RNGkind("L'Ecuyer-CMRG")

rng1 <- unlist(
    mclapply(X = 1:10,
             FUN = function(x) runif(1),
             mc.cores = 2,
             mc.set.seed = TRUE)
)

rng1

# > [1] 0.67681994 0.54730337 0.05398847 0.19480448 0.94954659 0.35727778
#   [7] 0.17057359 0.83029494 0.37063552 0.24445617

Elements now are different, and "L'Ecuyer-CMRG" uses nextRNGStream() to generate a next “uncorrelated” seed. The pseudo code (taken from vignette("parallel")) explains this concept:

# > RNGkind("L'Ecuyer-CMRG")
# > set.seed(2002) # something
# > M <- 16 ## start M workers
# > s <- .Random.seed
# > for (i in 1:M) {
# +     s <- nextRNGStream(s)
# +     # send s to worker i as .Random.seed
# + }

Let’s run the same expression one more time:

rng2 <- unlist(
    mclapply(X = 1:10,
             FUN = function(x) runif(1),
             mc.cores = 2,
             mc.set.seed = TRUE)
)

rng2

# > [1] 0.67681994 0.54730337 0.05398847 0.19480448 0.94954659 0.35727778
#   [7] 0.17057359 0.83029494 0.37063552 0.24445617

identical(rng1, rng2)
# > [1] TRUE

The second rng2 is absolutely identical to rng1 that was run before. Coincidence? Nope. The thing is the .Random.seed of master process is NOT affected by worker processes (see pseudo-code). That is why we will have the same numbers during a second, third, and any other run, unless the .Random.seed will be changed (e.g. by runif(1) in a master process).
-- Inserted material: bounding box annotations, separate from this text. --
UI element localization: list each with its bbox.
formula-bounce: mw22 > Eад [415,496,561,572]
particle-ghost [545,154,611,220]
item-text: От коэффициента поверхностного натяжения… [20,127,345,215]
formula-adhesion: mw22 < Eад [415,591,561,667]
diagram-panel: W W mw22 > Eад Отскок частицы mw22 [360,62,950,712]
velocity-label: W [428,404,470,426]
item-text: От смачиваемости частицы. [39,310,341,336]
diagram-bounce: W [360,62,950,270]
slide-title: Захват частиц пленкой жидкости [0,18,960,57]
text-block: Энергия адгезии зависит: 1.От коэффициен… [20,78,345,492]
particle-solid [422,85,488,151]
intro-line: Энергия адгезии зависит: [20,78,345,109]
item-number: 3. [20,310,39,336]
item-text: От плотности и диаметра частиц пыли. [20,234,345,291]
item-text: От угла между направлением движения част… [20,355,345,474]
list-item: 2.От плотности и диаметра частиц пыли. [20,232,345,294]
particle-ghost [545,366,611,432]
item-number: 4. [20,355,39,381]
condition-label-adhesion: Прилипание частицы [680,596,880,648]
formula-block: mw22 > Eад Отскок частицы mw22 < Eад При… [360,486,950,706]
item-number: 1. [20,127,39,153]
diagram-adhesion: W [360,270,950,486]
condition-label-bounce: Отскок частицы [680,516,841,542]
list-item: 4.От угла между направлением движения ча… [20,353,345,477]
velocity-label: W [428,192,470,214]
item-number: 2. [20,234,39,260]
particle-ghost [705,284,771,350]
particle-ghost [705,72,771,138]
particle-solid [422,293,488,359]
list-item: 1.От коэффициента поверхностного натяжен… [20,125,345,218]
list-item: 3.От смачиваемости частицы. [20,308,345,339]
Note that even if mc.set.seed is TRUE, but RNG is different from "L'Ecuyer-CMRG", then using set.seed() won’t establish reproducibility.

In the end, the package parallel is a little bit vague when it comes to RNG, so that I have to read vignette("parallel") (Section 6), dozens of cross-refereed helps (?mclapply RNG section refers to ?mcparallel, which requires to read ?nextRNGStream), and finally deep dive into sours non-exported function via parallel:::mc.set.seed.